One of the main reasons for this is that the cultural and sexist practices that existed in the male-dominated world of diplomacy after women entered official diplomacy negatively affected women’s diplomatic careers and weakened their effectiveness. Not all of the problems experienced in the profession continue today, but more encouraging practices can be applied to change this perception completely.

E.g; By increasing the use of social media by diplomats, they can obtain information about their business and their own lives. Although everything is technology-based today, little or no use leads to uncertain and pessimistic thoughts among the diplomats of the future. In this situation, by actively using social media or informative platforms in the world of diplomacy, some traditional stereotype problems mentioned above are solved.

At the same time, it shows that in addition to the difficulties experienced, it is possible for women to take a place in diplomacy by presenting masculine features. Adile Ayda, the first female diplomat of Turkey, stated that she pursued femininity and masculinity together when she returned to the profession of diplomacy after twenty-three years, and Ambassador Sumru Noyan, who served in the United Nations Vienna Office, stated that she was looking for a common language with her male colleagues by watching football matches. confirms this fact. In order to eliminate these difficulties, it will be fruitful for female diplomat candidates to listen to the sayings and experiences of experienced diplomats on some platforms that explain how useful women are in the profession, and to follow them on social media.

Discussion and Conclusion

With the increase of women diplomats, many diplomats bring up the advantages that women offer themselves in diplomacy. These advantages are that they can deal with the problems of citizens more effectively in consulates because they are women and mothers; they are better at gathering information and intelligence because they are more active and social; They do not forget the details because they are understanding, hardworking and organized; It is stated that they solve problems better and bring a softer style to the negotiation table due to their empathy and communication skills.
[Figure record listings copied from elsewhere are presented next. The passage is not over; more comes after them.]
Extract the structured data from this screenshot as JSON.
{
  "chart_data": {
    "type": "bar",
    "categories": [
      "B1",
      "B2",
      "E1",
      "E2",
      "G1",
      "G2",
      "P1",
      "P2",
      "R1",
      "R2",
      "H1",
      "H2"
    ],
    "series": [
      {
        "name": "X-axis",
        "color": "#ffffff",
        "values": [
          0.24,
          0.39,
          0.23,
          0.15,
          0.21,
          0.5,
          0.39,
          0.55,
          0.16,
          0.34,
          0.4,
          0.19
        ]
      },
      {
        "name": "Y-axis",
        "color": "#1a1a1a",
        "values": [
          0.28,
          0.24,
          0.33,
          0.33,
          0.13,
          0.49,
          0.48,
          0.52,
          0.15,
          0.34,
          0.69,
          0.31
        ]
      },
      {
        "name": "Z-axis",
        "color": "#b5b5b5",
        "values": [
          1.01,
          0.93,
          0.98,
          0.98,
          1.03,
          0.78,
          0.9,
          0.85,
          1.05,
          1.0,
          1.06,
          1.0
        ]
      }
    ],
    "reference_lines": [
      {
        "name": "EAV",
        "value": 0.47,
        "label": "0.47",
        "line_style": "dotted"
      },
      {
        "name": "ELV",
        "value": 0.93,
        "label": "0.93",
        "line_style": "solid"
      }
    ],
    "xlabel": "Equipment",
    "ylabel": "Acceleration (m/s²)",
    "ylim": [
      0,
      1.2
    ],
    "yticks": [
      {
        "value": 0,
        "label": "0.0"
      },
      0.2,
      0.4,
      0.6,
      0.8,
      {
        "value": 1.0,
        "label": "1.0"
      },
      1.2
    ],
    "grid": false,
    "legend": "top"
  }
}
It has also been stated that female diplomats are more effective in public diplomacy as they can reach local women. Combating sexist practices in diplomacy in this way – both by emphasizing the masculine features and by emphasizing the advantage of feminine features – results in reproducing the “dominant masculine” structure of the diplomacy institution.
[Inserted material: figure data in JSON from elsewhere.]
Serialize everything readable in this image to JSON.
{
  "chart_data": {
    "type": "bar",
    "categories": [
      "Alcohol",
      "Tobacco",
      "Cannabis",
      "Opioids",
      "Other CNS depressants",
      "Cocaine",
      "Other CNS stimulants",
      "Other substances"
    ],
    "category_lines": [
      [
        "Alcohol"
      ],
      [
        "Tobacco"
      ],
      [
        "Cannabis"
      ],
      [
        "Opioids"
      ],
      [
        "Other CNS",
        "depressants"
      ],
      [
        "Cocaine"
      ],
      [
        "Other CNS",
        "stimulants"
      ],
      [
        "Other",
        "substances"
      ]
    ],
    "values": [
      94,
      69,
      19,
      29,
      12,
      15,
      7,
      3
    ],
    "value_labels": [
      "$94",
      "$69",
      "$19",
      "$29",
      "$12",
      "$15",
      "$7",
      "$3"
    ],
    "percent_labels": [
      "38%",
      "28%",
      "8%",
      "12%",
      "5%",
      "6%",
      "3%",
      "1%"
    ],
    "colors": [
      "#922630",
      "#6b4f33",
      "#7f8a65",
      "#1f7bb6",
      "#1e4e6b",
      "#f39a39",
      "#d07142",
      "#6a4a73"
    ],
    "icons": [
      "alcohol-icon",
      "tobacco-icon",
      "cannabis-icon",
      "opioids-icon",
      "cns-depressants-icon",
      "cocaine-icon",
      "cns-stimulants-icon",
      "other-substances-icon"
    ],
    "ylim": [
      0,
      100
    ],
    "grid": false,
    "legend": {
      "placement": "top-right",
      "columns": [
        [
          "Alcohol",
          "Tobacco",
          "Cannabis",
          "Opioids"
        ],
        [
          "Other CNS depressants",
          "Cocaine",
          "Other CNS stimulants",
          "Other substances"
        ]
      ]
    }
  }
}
In the Ministry of Foreign Affairs, which was traditionally known as a “male-dominated” institution, it is seen that women have risen to senior positions by destroying this perception to a great extent. Developments are being made in the studies related to the prevention of inequality experienced today by women breaking traditional stereotypes. Women ambassadors, who hold senior positions in the Ministry of Foreign Affairs, whose number of female employees have increased significantly in recent years, play an active role in the creation and execution of Turkish foreign policy. While women mission chiefs in all corners of the world sometimes carry out their duties in the most difficult deprivation conditions, in Turkey, women diplomats and staff also contribute to Turkish diplomacy with devotion.
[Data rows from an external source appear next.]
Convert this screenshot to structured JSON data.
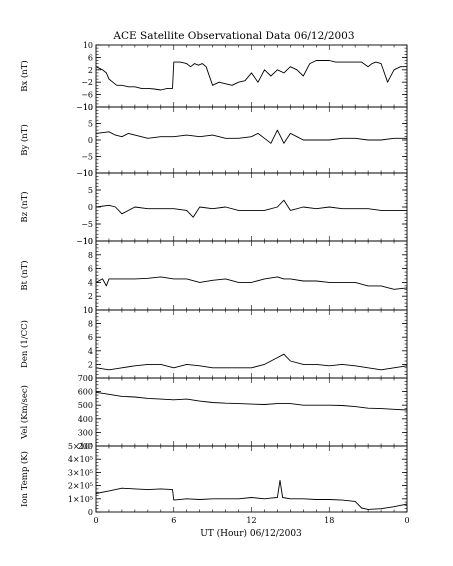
{
  "chart_data": {
    "type": "line",
    "title": "ACE Satellite Observational Data   06/12/2003",
    "xlabel": "UT (Hour)   06/12/2003",
    "xlim": [
      0,
      24
    ],
    "x_ticks": [
      "0",
      "6",
      "12",
      "18",
      "0"
    ],
    "panels": [
      {
        "ylabel": "Bx (nT)",
        "ylim": [
          -10,
          10
        ],
        "ytick_values": [
          10,
          6,
          2,
          -2,
          -6,
          -10
        ],
        "ytick_labels": [
          "10",
          "6",
          "2",
          "−2",
          "−6",
          "−10"
        ],
        "series": [
          {
            "x": [
              0,
              0.5,
              0.8,
              1.0,
              1.3,
              1.6,
              2.0,
              2.5,
              3,
              3.5,
              4,
              4.5,
              5,
              5.5,
              5.9,
              6.0,
              6.5,
              7,
              7.3,
              7.6,
              7.9,
              8.2,
              8.5,
              9,
              9.5,
              10,
              10.5,
              11,
              11.5,
              12,
              12.5,
              13,
              13.5,
              14,
              14.5,
              15,
              15.5,
              16,
              16.5,
              17,
              17.5,
              18,
              18.5,
              19,
              19.5,
              20,
              20.5,
              21,
              21.3,
              21.6,
              22,
              22.5,
              23,
              23.5,
              24
            ],
            "y": [
              3,
              2,
              1,
              -1,
              -2,
              -3,
              -3,
              -3.5,
              -3.5,
              -4,
              -4,
              -4.2,
              -4.5,
              -4,
              -4,
              4.5,
              4.5,
              4,
              3,
              4,
              3.5,
              4,
              3,
              -3,
              -2,
              -2.5,
              -3,
              -2,
              -1.5,
              1,
              -2,
              2,
              0,
              2,
              1,
              3,
              2,
              0,
              4,
              5,
              5,
              5,
              4.5,
              4.5,
              4.5,
              4.5,
              4.5,
              3,
              4,
              4.5,
              4,
              -2,
              2,
              3,
              3
            ]
          }
        ]
      },
      {
        "ylabel": "By (nT)",
        "ylim": [
          -10,
          10
        ],
        "ytick_values": [
          10,
          5,
          0,
          -5,
          -10
        ],
        "ytick_labels": [
          "10",
          "5",
          "0",
          "−5",
          "−10"
        ],
        "series": [
          {
            "x": [
              0,
              1,
              1.5,
              2,
              2.5,
              3,
              4,
              5,
              6,
              7,
              8,
              9,
              10,
              11,
              12,
              12.5,
              13,
              13.5,
              14,
              14.5,
              15,
              15.5,
              16,
              17,
              18,
              19,
              20,
              21,
              22,
              23,
              24
            ],
            "y": [
              2,
              2.5,
              1.5,
              1,
              2,
              1.5,
              0.5,
              1,
              1,
              1.5,
              1,
              1.5,
              0.5,
              0.5,
              1,
              2,
              0.5,
              -1,
              3,
              -1,
              2,
              1,
              0,
              0,
              0,
              0.5,
              0.5,
              0,
              0,
              0.5,
              0.5
            ]
          }
        ]
      },
      {
        "ylabel": "Bz (nT)",
        "ylim": [
          -10,
          10
        ],
        "ytick_values": [
          10,
          5,
          0,
          -5,
          -10
        ],
        "ytick_labels": [
          "10",
          "5",
          "0",
          "−5",
          "−10"
        ],
        "series": [
          {
            "x": [
              0,
              1,
              1.5,
              2,
              3,
              4,
              5,
              6,
              7,
              7.5,
              8,
              9,
              10,
              11,
              12,
              13,
              14,
              14.5,
              15,
              16,
              17,
              18,
              19,
              20,
              21,
              22,
              23,
              24
            ],
            "y": [
              0,
              0.5,
              0,
              -2,
              0,
              -0.5,
              -0.5,
              -0.5,
              -1,
              -3,
              0,
              -0.5,
              0,
              -1,
              -1,
              -1,
              0,
              2,
              -1,
              0,
              -0.5,
              0,
              -0.5,
              -0.5,
              -0.5,
              -1,
              -1,
              -1
            ]
          }
        ]
      },
      {
        "ylabel": "Bt (nT)",
        "ylim": [
          0,
          10
        ],
        "ytick_values": [
          10,
          8,
          6,
          4,
          2,
          0
        ],
        "ytick_labels": [
          "10",
          "8",
          "6",
          "4",
          "2",
          "0"
        ],
        "series": [
          {
            "x": [
              0,
              0.5,
              0.8,
              1,
              1.5,
              2,
              3,
              4,
              5,
              6,
              7,
              8,
              9,
              10,
              11,
              12,
              13,
              14,
              14.5,
              15,
              16,
              17,
              18,
              19,
              20,
              21,
              22,
              23,
              24
            ],
            "y": [
              4,
              4.5,
              3.5,
              4.5,
              4.5,
              4.5,
              4.5,
              4.6,
              4.8,
              4.5,
              4.5,
              4,
              4.3,
              4.5,
              4,
              4,
              4.5,
              4.8,
              4.5,
              4.5,
              4.2,
              4.2,
              4,
              4,
              4,
              3.5,
              3.5,
              3,
              3.2
            ]
          }
        ]
      },
      {
        "ylabel": "Den (1/CC)",
        "ylim": [
          0,
          10
        ],
        "ytick_values": [
          10,
          8,
          6,
          4,
          2,
          0
        ],
        "ytick_labels": [
          "10",
          "8",
          "6",
          "4",
          "2",
          "0"
        ],
        "series": [
          {
            "x": [
              0,
              1,
              2,
              3,
              4,
              5,
              6,
              7,
              8,
              9,
              10,
              11,
              12,
              13,
              14,
              14.5,
              15,
              16,
              17,
              18,
              19,
              20,
              21,
              22,
              23,
              24
            ],
            "y": [
              1.5,
              1.2,
              1.5,
              1.8,
              2,
              2,
              1.5,
              2,
              1.8,
              1.5,
              1.5,
              1.5,
              1.5,
              2,
              3,
              3.5,
              2.5,
              2,
              2,
              1.8,
              2,
              1.8,
              1.5,
              1.2,
              1.5,
              1.8
            ]
          }
        ]
      },
      {
        "ylabel": "Vel (Km/sec)",
        "ylim": [
          200,
          700
        ],
        "ytick_values": [
          700,
          600,
          500,
          400,
          300,
          200
        ],
        "ytick_labels": [
          "700",
          "600",
          "500",
          "400",
          "300",
          "200"
        ],
        "series": [
          {
            "x": [
              0,
              1,
              2,
              3,
              4,
              5,
              6,
              7,
              8,
              9,
              10,
              11,
              12,
              13,
              14,
              15,
              16,
              17,
              18,
              19,
              20,
              21,
              22,
              23,
              24
            ],
            "y": [
              595,
              580,
              565,
              560,
              550,
              545,
              540,
              545,
              530,
              520,
              515,
              512,
              508,
              505,
              512,
              512,
              500,
              500,
              500,
              498,
              490,
              478,
              475,
              470,
              465
            ]
          }
        ]
      },
      {
        "ylabel": "Ion Temp (K)",
        "ylim": [
          0,
          500000
        ],
        "ytick_values": [
          500000,
          400000,
          300000,
          200000,
          100000,
          0
        ],
        "ytick_labels": [
          "5×10⁵",
          "4×10⁵",
          "3×10⁵",
          "2×10⁵",
          "1×10⁵",
          "0"
        ],
        "series": [
          {
            "x": [
              0,
              1,
              2,
              3,
              4,
              5,
              5.9,
              6,
              7,
              8,
              9,
              10,
              11,
              12,
              13,
              13.5,
              14,
              14.2,
              14.4,
              15,
              16,
              17,
              18,
              19,
              20,
              20.5,
              21,
              22,
              23,
              24
            ],
            "y": [
              140000,
              160000,
              180000,
              175000,
              170000,
              175000,
              170000,
              90000,
              100000,
              95000,
              100000,
              100000,
              100000,
              110000,
              100000,
              105000,
              110000,
              240000,
              110000,
              100000,
              100000,
              95000,
              95000,
              90000,
              80000,
              30000,
              20000,
              25000,
              40000,
              60000
            ]
          }
        ]
      }
    ]
  }
}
With the increase in the number of our female diplomats representing our country, we set an example for other countries, while at the same time, since diplomacy emphasizes a “representation”, it sets an equal example for the women of our country. In these difficult conditions, efforts can be made to increase the visibility of our women working in the Ministry of Foreign Affairs so that we can witness and support their struggle for their country. Listening and watching themselves in conferences, news channels and discussion programs, especially in the use of social media, will shed light on those who want to advance in this way, especially young people studying in the relevant department of the university.